A second reason existed for the court to find the conciliation condition precedent unsatisfied, Judge Frost said. “The EEOC’s determination letter indicated that a commission representative would prepare a dollar amount that includes lost wages and benefits, applicable interest, and any appropriate attorney fees and costs,” the court said. “Nothing that the EEOC has submitted to this Court in its declaration or the attachment indicates that this was ever done.”
“Absent disclosure of this calculation to OhioHealth, the conciliation process could have been nothing but a sham,” the judge said. “The Supreme Court has stated that ‘conference, conciliation, and persuasion’ as used in [Title VII] ‘necessarily involve communication between parties, including the exchange of information and views.’ But an unsupported demand letter such as the one involved here alone cannot logically constitute an attempt to inform and engage in the conciliation process. The bookend letters here, similar to the bookend letters that failed in Mach Mining, ‘do not themselves fulfill the conciliation condition.’ This is not to say that the bookend letters before this Court suggest an insufficient effort at conciliation; rather, the evidence suggests no actual attempt at conciliation.”
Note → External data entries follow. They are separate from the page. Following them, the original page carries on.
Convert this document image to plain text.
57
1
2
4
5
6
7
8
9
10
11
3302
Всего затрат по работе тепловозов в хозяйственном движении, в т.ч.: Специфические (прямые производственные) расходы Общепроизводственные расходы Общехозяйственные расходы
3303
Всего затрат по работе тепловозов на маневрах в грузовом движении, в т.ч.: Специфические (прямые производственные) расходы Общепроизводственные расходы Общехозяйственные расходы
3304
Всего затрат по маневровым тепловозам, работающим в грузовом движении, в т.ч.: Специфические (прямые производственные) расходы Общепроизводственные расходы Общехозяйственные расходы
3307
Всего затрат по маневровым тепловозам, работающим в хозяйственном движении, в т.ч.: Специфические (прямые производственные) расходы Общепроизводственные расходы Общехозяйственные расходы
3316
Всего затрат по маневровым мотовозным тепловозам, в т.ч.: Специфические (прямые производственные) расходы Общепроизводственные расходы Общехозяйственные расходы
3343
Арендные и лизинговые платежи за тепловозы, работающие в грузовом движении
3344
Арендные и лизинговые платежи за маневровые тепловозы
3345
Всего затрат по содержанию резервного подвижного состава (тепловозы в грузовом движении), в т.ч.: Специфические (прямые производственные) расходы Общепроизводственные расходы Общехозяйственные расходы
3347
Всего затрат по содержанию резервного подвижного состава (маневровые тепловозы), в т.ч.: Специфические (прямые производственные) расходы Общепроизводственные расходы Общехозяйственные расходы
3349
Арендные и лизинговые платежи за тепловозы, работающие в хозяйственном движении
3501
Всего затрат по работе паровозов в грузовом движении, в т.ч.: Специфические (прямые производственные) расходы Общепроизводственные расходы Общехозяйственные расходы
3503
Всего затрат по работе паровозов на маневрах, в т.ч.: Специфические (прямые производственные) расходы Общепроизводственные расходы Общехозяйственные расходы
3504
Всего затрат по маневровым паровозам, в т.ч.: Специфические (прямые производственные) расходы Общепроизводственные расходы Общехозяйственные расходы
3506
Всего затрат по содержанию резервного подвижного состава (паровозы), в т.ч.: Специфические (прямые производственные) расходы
As the court concluded the EEOC failed to show that it met the conciliation requirement, it stayed the action for 60 days and ordered the agency to engage in a good faith conciliation effort with OhioHealth.
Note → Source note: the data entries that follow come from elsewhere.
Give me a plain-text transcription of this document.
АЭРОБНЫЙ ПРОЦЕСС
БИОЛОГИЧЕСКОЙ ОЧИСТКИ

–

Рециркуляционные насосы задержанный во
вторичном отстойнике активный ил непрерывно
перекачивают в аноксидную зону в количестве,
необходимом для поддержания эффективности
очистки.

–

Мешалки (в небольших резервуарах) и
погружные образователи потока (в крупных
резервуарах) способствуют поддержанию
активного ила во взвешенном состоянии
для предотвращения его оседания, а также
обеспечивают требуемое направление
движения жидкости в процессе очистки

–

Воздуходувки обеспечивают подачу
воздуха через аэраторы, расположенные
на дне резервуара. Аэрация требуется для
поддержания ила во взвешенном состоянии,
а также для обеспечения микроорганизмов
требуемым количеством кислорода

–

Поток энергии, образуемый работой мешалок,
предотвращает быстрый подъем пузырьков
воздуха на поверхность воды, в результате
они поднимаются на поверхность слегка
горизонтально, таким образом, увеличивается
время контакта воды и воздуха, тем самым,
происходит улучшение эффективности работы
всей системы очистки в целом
Judge Frost added “a cautionary notice” as well. He wrote that the EEOC’s counsel represented to the court that it was the agency’s policy that because the EEOC had filed a complaint against OhioHealth, only a public resolution would be possible and that the agency would not reach a private resolution via conciliation.
“This policy or position is of course contrary not only to the purpose of the workplace discrimination statutes upon which the EEOC bases this case, but it is also directly contrary to the holding of Mach Mining,” the court said, where the justices “expressly endorsed” implementing a stay and ordering conciliation efforts when the EEOC has failed to engage in conciliation efforts before filing suit.
Calling the EEOC’s position “ridiculous,” Judge Frost said it “defies the statutory scheme, binding case law, this Court, and common sense. Accordingly, if the EEOC continues down this dangerous path and fails to engage in good faith efforts at conciliation as ordered, this Court will impose any or all consequences available, including but not limited to contempt and dismissal of this action for failure to prosecute.”